Congenital cyanosis often results from pulmonary insufficiency or a cardiovascular malfunction. An inspection of Sox11-deficient embryos and newborns revealed a significant hypoplasia of the lung which never filled the pleural cavity (Fig. 4A and B). Hypoplasia affected all lobes of the lung. The right accessory lobe, for instance, was strongly diminished in size and additionally exhibited several fissures instead of the usually even contours. A histological examination of late prenatal lungs additionally revealed significantly decreased diameters for most conducting airways (Fig. 4C and D). On average, the number of cell layers which separated immediately adjacent airways was increased in Sox11-deficient mice (Fig. 4E and F). The development of alveolar cell types appeared normal by histology and marker gene expression (data not shown). The observed defects in lung morphology might contribute to the immediate postnatal death.

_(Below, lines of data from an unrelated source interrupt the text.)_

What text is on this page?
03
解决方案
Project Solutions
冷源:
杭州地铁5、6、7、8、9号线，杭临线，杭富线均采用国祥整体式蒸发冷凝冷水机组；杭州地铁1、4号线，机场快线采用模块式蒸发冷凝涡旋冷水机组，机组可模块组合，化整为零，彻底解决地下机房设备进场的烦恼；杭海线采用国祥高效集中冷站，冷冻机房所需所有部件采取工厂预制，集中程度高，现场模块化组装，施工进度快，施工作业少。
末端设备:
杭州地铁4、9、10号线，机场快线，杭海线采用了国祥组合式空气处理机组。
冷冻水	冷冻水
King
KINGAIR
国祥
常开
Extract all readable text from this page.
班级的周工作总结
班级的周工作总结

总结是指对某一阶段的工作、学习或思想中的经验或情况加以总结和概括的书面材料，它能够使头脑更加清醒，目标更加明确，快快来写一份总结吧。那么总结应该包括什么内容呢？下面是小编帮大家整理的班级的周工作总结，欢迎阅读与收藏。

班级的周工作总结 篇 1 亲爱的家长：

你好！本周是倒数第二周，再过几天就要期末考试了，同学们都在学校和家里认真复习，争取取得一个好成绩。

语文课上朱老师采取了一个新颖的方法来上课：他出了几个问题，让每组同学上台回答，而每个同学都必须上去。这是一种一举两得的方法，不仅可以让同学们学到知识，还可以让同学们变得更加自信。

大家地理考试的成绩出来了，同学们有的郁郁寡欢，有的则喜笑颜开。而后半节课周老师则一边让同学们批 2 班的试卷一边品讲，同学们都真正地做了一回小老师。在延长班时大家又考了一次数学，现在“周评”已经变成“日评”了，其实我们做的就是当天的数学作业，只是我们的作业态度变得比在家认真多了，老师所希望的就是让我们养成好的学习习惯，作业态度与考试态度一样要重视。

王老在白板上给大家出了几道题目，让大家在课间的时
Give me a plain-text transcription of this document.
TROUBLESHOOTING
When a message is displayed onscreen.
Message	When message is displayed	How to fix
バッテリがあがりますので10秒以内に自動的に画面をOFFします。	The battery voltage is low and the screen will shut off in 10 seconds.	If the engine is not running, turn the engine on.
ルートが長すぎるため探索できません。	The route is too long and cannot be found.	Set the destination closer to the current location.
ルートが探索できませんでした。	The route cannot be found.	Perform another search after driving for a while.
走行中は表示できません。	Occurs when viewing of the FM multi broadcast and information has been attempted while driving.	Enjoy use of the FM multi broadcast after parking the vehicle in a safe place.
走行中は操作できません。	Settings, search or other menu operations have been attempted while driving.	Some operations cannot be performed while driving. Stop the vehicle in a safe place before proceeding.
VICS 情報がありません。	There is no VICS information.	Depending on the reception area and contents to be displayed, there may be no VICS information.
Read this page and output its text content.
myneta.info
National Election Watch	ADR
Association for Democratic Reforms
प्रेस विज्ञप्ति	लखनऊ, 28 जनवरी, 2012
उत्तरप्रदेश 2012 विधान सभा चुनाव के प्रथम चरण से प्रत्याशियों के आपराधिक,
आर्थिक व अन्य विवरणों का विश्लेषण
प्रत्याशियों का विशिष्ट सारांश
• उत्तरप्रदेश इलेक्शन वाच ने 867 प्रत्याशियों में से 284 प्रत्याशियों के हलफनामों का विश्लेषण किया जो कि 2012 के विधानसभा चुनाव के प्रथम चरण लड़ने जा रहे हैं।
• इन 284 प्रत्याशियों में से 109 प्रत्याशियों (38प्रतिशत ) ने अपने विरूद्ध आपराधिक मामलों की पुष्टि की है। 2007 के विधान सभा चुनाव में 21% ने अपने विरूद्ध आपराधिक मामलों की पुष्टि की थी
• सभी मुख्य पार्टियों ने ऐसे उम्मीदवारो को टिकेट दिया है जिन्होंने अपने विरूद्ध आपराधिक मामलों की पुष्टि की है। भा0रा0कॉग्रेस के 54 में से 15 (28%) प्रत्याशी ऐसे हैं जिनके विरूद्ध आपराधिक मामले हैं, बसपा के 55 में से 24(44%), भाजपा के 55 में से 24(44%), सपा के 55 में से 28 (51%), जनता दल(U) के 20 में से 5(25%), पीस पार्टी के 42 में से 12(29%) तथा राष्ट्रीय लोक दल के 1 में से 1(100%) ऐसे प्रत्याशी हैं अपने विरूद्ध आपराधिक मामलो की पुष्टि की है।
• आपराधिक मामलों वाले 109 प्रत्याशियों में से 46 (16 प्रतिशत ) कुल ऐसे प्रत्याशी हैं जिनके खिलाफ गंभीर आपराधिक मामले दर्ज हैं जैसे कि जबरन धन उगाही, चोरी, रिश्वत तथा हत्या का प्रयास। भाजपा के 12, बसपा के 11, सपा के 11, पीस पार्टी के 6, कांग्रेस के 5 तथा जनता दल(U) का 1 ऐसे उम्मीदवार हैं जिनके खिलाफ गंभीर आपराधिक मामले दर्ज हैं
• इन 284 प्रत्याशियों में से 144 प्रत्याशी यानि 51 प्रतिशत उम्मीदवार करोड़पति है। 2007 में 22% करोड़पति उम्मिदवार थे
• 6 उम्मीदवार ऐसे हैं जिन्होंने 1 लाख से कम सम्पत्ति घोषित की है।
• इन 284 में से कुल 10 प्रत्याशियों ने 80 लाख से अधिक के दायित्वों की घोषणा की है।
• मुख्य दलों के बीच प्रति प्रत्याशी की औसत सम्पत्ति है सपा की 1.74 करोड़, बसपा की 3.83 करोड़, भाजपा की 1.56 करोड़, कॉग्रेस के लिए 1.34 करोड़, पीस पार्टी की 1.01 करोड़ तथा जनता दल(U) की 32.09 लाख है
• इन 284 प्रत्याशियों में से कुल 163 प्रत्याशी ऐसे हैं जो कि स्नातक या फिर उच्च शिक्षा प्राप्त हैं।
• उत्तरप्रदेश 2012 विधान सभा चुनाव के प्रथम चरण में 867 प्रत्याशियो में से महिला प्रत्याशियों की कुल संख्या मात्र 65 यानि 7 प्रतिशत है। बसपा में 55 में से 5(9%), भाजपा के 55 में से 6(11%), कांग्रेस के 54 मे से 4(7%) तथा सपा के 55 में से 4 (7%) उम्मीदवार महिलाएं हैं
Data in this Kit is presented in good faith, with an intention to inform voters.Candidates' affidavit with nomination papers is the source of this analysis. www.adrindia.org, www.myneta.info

FIG. 4. — Lung hypoplasia in *Sox11*-deficient mice. (A and B) Appearance of the lung and the five separate lung lobes at 18.5 dpc. In counterclockwise orientation starting at the top, the lobes are as follows: cranial right lobe, middle right lobe, caudal right lobe, accessory right lobe, and left lobe. (C to F) Hematoxylin-eosin staining of paraffin-embedded sections of the left lobe at low (C and D) and high (E and F) magnifications. (A, C, and E) Wild-type embryo; (B, D, and F) severely affected *Sox11*-deficient littermate. Note that neither embryo had breathed and that the lungs had not been inflated with air.

Congenital heart defects.

We next turned our attention to the heart. Sections through the hearts of Sox11-deficient mice revealed a ventricular septation defect. Differences in severity notwithstanding, this septation defect was fully penetrant. While at 12.5 dpc, the septum still grew from the posterior to the anterior pole of the heart to separate the left ventricle from the right ventricle (Fig. 5A and B), septation was essentially complete at 13.5 dpc in wild-type embryos (Fig. 5C). In their Sox11-deficient littermates, however, the ventricular septum had not closed at 13.5 dpc (Fig. 5D). All Sox11-deficient embryos analyzed at 14.5 or 18.5 dpc still exhibited this ventricular septation defect, which argues against a mere developmental delay (Fig. 5E to H).

FIG. 5. — Ventricular septation defects in *Sox11*-deficient mice. Hematoxylin-eosin-stained paraffin-embedded sections (horizontal plane) of the heart at atrioventricular valve levels in wild-type embryos (wt) and age-matched *Sox11*-deficient littermates (−/−) at 12.5, 13.5, 14.5, and 18.5 dpc. From 13.5 dpc onwards, the ventricular septum should completely separate the left ventricle (LV) from the right ventricle (RV). Arrows mark the ventricular septation defect.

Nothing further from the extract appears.